O comentário insiste na tecla das diferenças nas “instâncias básicas” entre China e EUA. Primeiro, os EUA adotaram abordagem diferenciada em relação ao terrorismo, porque seu foco é evitar que os Talibã ou a al-Qaeda ameacem a segurança dos EUA ou em território nacional ou em instalações dos EUA pelo mundo. Diferente disso, “a China, como vizinha do Afeganistão, também precisa lidar com ameaças não-tradicionais à segurança, como tráfico de drogas, contrabando de armas e outros crimes de fronteira” – disse o China Daily .
Em segundo lugar, a “consolidação” da presença militar dos EUA no sul da Ásia, “que usa a guerra do Afeganistão como pretexto”, implica pressão extra contra os interesses de defesa e da segurança da China”.
Terceiro, há conflito entre os interesses econômicos de China e EUA. “Os EUA têm prioridade na seleção de projetos (...) E seu input econômico visa a conseguir pagar as operações militares”, o que força as empresas a enfrentar concorrência desigual nos contratos de seguros, além de expô-las a ameaças à segurança.
Quarto, os EUA são sempre prescritivos e “têm tentado impor seu modelo político ao Afeganistão, considerado país atrasado. A China, por outro lado, crê que os afegãos (com todos seus grupos étnicos e partidos políticos) devem poder decidir sobre a forma de governo que desejam, baseados em sua cultura, em sua tradição e em suas condições domésticas”.
Quinto, o jornal China Daily diz que EUA e China visam a “objetivos geopolíticos” opostos. Os EUA têm uma “estratégia ofensiva de contraterrorismo, na qual o Afeganistão é usado como peão, para preservar a dominação global e conter a concorrência. A China, ao contrário disso, trabalha por uma política defensiva de defesa nacional e deseja manter boas relações, como país vizinho do Afeganistão”.
Em prospectiva, diz o comentário chinês:
“O caos provocado pela guerra no Afeganistão ameaça a segurança da região noroeste da China. Um governo fraco em Cabul implicaria fronteiras mal geridas, o que, por sua vez, facilitaria o tráfico de drogas e o contrabando de armas e levaria os separatistas “do Turcomenistão Leste” a buscar abrigo no Afeganistão, o que geraria dificuldades na Região Autônoma Uigur de Xinjiang.

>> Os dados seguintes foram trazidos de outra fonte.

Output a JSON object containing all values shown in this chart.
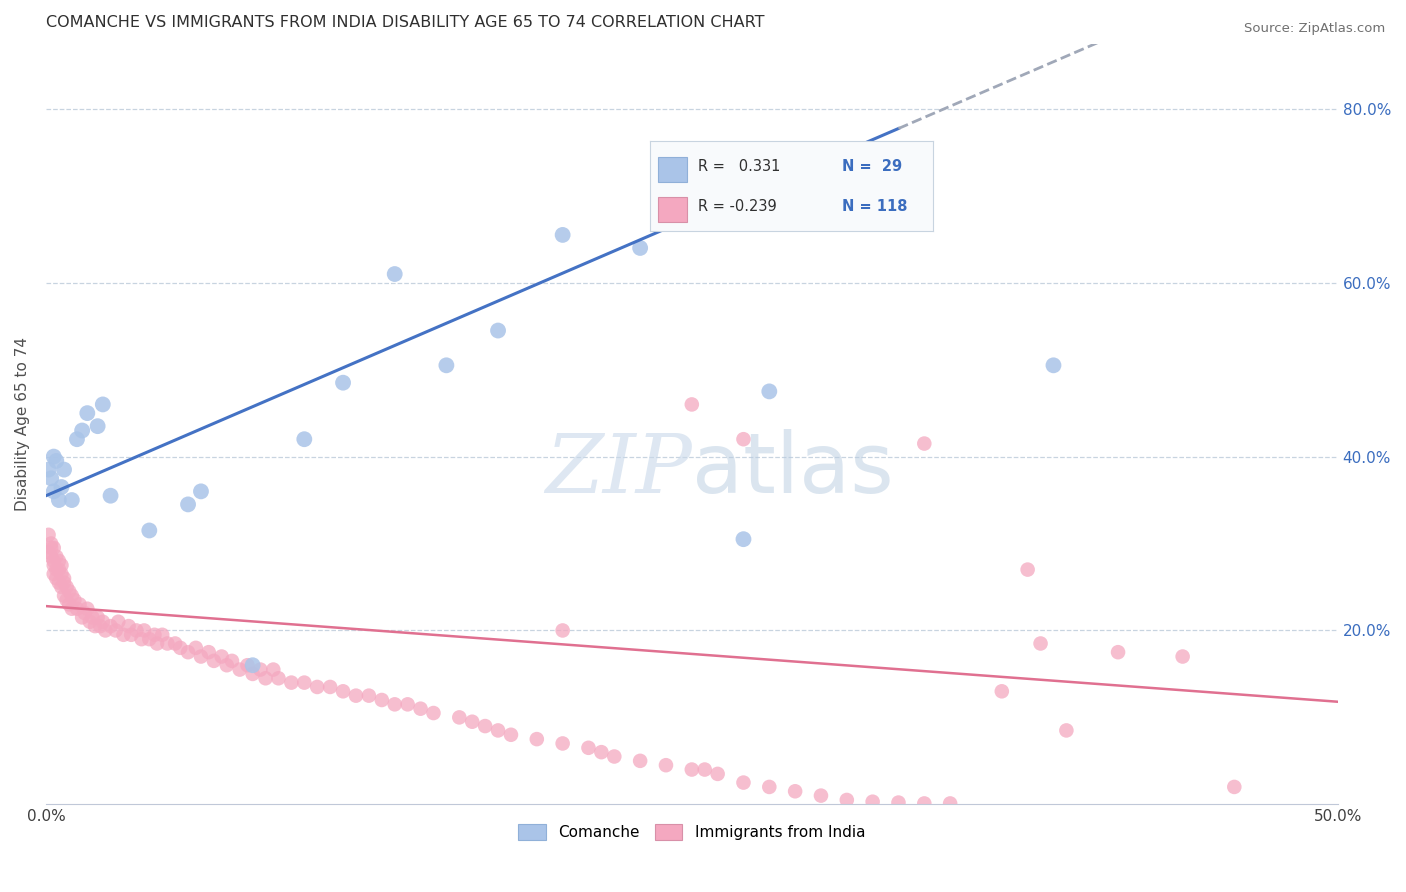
{
  "title": "COMANCHE VS IMMIGRANTS FROM INDIA DISABILITY AGE 65 TO 74 CORRELATION CHART",
  "source": "Source: ZipAtlas.com",
  "ylabel": "Disability Age 65 to 74",
  "xlim": [
    0.0,
    0.5
  ],
  "ylim": [
    0.0,
    0.875
  ],
  "comanche_color": "#aac4e8",
  "india_color": "#f4a8c0",
  "trend_comanche_solid_color": "#4472c4",
  "trend_comanche_dash_color": "#a0a8b8",
  "trend_india_color": "#e07090",
  "background_color": "#ffffff",
  "grid_color": "#c8d4e0",
  "watermark_color": "#c8d8ea",
  "comanche_x": [
    0.001,
    0.002,
    0.003,
    0.003,
    0.004,
    0.005,
    0.006,
    0.007,
    0.01,
    0.012,
    0.014,
    0.016,
    0.02,
    0.022,
    0.025,
    0.04,
    0.055,
    0.06,
    0.08,
    0.1,
    0.115,
    0.135,
    0.155,
    0.175,
    0.2,
    0.23,
    0.27,
    0.39,
    0.28
  ],
  "comanche_y": [
    0.385,
    0.375,
    0.4,
    0.36,
    0.395,
    0.35,
    0.365,
    0.385,
    0.35,
    0.42,
    0.43,
    0.45,
    0.435,
    0.46,
    0.355,
    0.315,
    0.345,
    0.36,
    0.16,
    0.42,
    0.485,
    0.61,
    0.505,
    0.545,
    0.655,
    0.64,
    0.305,
    0.505,
    0.475
  ],
  "india_x": [
    0.001,
    0.001,
    0.002,
    0.002,
    0.002,
    0.003,
    0.003,
    0.003,
    0.003,
    0.004,
    0.004,
    0.004,
    0.005,
    0.005,
    0.005,
    0.006,
    0.006,
    0.006,
    0.007,
    0.007,
    0.007,
    0.008,
    0.008,
    0.009,
    0.009,
    0.01,
    0.01,
    0.011,
    0.012,
    0.013,
    0.014,
    0.015,
    0.016,
    0.017,
    0.018,
    0.019,
    0.02,
    0.021,
    0.022,
    0.023,
    0.025,
    0.027,
    0.028,
    0.03,
    0.032,
    0.033,
    0.035,
    0.037,
    0.038,
    0.04,
    0.042,
    0.043,
    0.045,
    0.047,
    0.05,
    0.052,
    0.055,
    0.058,
    0.06,
    0.063,
    0.065,
    0.068,
    0.07,
    0.072,
    0.075,
    0.078,
    0.08,
    0.083,
    0.085,
    0.088,
    0.09,
    0.095,
    0.1,
    0.105,
    0.11,
    0.115,
    0.12,
    0.125,
    0.13,
    0.135,
    0.14,
    0.145,
    0.15,
    0.16,
    0.165,
    0.17,
    0.175,
    0.18,
    0.19,
    0.2,
    0.21,
    0.215,
    0.22,
    0.23,
    0.24,
    0.25,
    0.255,
    0.26,
    0.27,
    0.28,
    0.29,
    0.3,
    0.31,
    0.32,
    0.33,
    0.34,
    0.35,
    0.37,
    0.385,
    0.395,
    0.415,
    0.44,
    0.46,
    0.25,
    0.27,
    0.38,
    0.34,
    0.2
  ],
  "india_y": [
    0.29,
    0.31,
    0.295,
    0.285,
    0.3,
    0.28,
    0.265,
    0.295,
    0.275,
    0.285,
    0.27,
    0.26,
    0.27,
    0.255,
    0.28,
    0.265,
    0.25,
    0.275,
    0.26,
    0.255,
    0.24,
    0.25,
    0.235,
    0.245,
    0.23,
    0.24,
    0.225,
    0.235,
    0.225,
    0.23,
    0.215,
    0.22,
    0.225,
    0.21,
    0.215,
    0.205,
    0.215,
    0.205,
    0.21,
    0.2,
    0.205,
    0.2,
    0.21,
    0.195,
    0.205,
    0.195,
    0.2,
    0.19,
    0.2,
    0.19,
    0.195,
    0.185,
    0.195,
    0.185,
    0.185,
    0.18,
    0.175,
    0.18,
    0.17,
    0.175,
    0.165,
    0.17,
    0.16,
    0.165,
    0.155,
    0.16,
    0.15,
    0.155,
    0.145,
    0.155,
    0.145,
    0.14,
    0.14,
    0.135,
    0.135,
    0.13,
    0.125,
    0.125,
    0.12,
    0.115,
    0.115,
    0.11,
    0.105,
    0.1,
    0.095,
    0.09,
    0.085,
    0.08,
    0.075,
    0.07,
    0.065,
    0.06,
    0.055,
    0.05,
    0.045,
    0.04,
    0.04,
    0.035,
    0.025,
    0.02,
    0.015,
    0.01,
    0.005,
    0.003,
    0.002,
    0.001,
    0.001,
    0.13,
    0.185,
    0.085,
    0.175,
    0.17,
    0.02,
    0.46,
    0.42,
    0.27,
    0.415,
    0.2
  ],
  "trend_comanche_intercept": 0.355,
  "trend_comanche_slope": 1.28,
  "trend_india_intercept": 0.228,
  "trend_india_slope": -0.22,
  "solid_cutoff": 0.33,
  "legend_R1": "R =   0.331",
  "legend_N1": "N =  29",
  "legend_R2": "R = -0.239",
  "legend_N2": "N = 118",
  "legend_label1": "Comanche",
  "legend_label2": "Immigrants from India"
}
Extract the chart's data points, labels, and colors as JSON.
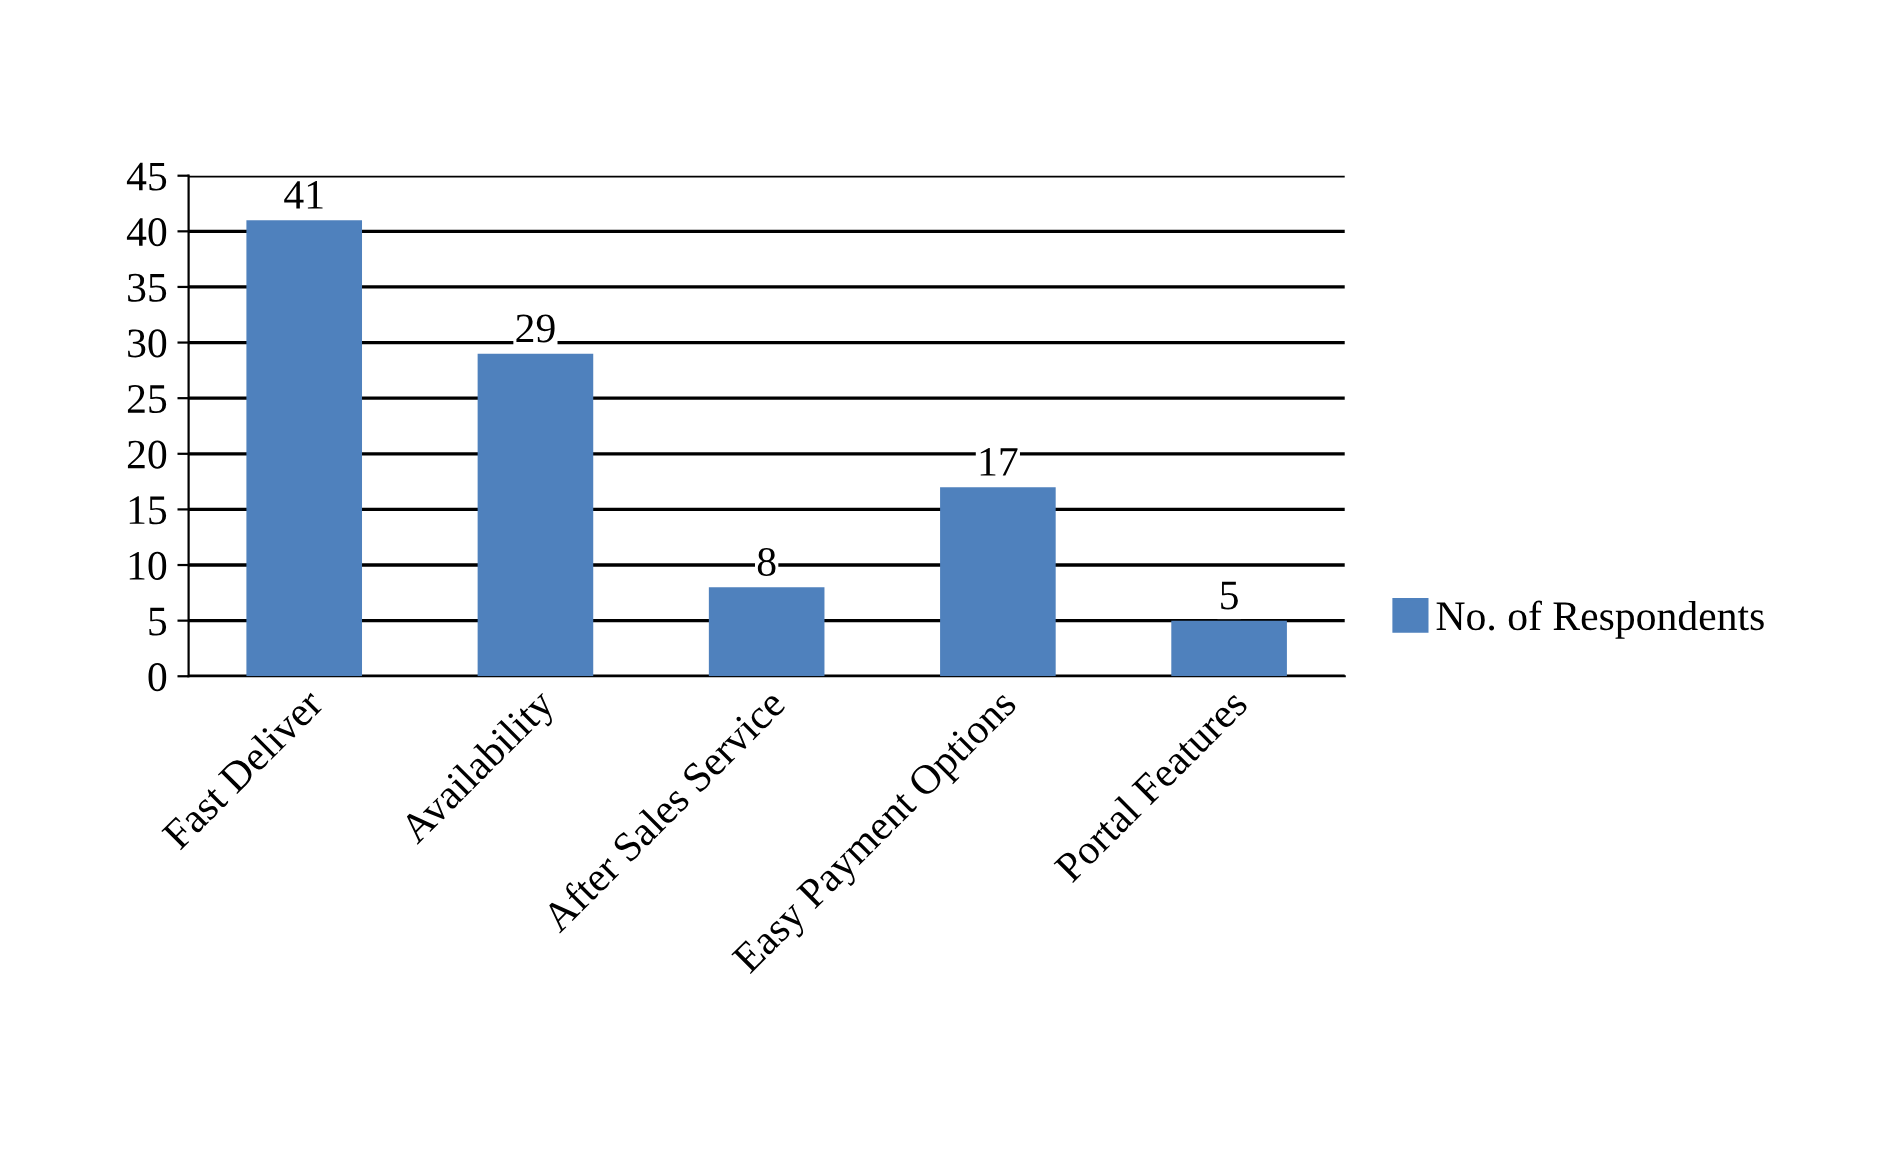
{
  "chart_data": {
    "type": "bar",
    "categories": [
      "Fast Deliver",
      "Availability",
      "After Sales Service",
      "Easy Payment Options",
      "Portal Features"
    ],
    "series": [
      {
        "name": "No. of Respondents",
        "color": "#4f81bd",
        "values": [
          41,
          29,
          8,
          17,
          5
        ]
      }
    ],
    "ylim": [
      0,
      45
    ],
    "yticks": [
      0,
      5,
      10,
      15,
      20,
      25,
      30,
      35,
      40,
      45
    ],
    "grid": "y",
    "legend": "right",
    "data_labels": true
  }
}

A China trabalha para reunir mais países interessados em resolver o problema afegão (...). A SCO [ing. Shanghai Cooperation Organization ] pode desempenhar papel mais ativo, porque cinco dos seis vizinhos do Afeganistão participam daquela organização como membros ou como observadores (...). Mas, dada a atual situação no Afeganistão, qualquer proposta de reconciliação e reconstrução liderada pela SCO é proposta irrealista. Assim sendo, [a China] só pode oferecer e prover ajuda ao Afeganistão por canais multilaterais.
Sinais de apoio a Karzai
Na véspera de partir para Pequim, Karzai recebeu uma delegação do grupo oposicionista Hizb-i-Islami liderado por Gulbuddin Hekmatyar. Washington é ambivalente em relação a Hekmatyar; mas, em declaração conjunta emitida depois da visita de Karzai, Pequim manifestou-se favorável à reconciliação e ao processo de reintegração no Afeganistão; e afirmou “respeito pela escolha do povo afegão, que optou pela estrada do desenvolvimento mais adequada às suas condições nacionais”.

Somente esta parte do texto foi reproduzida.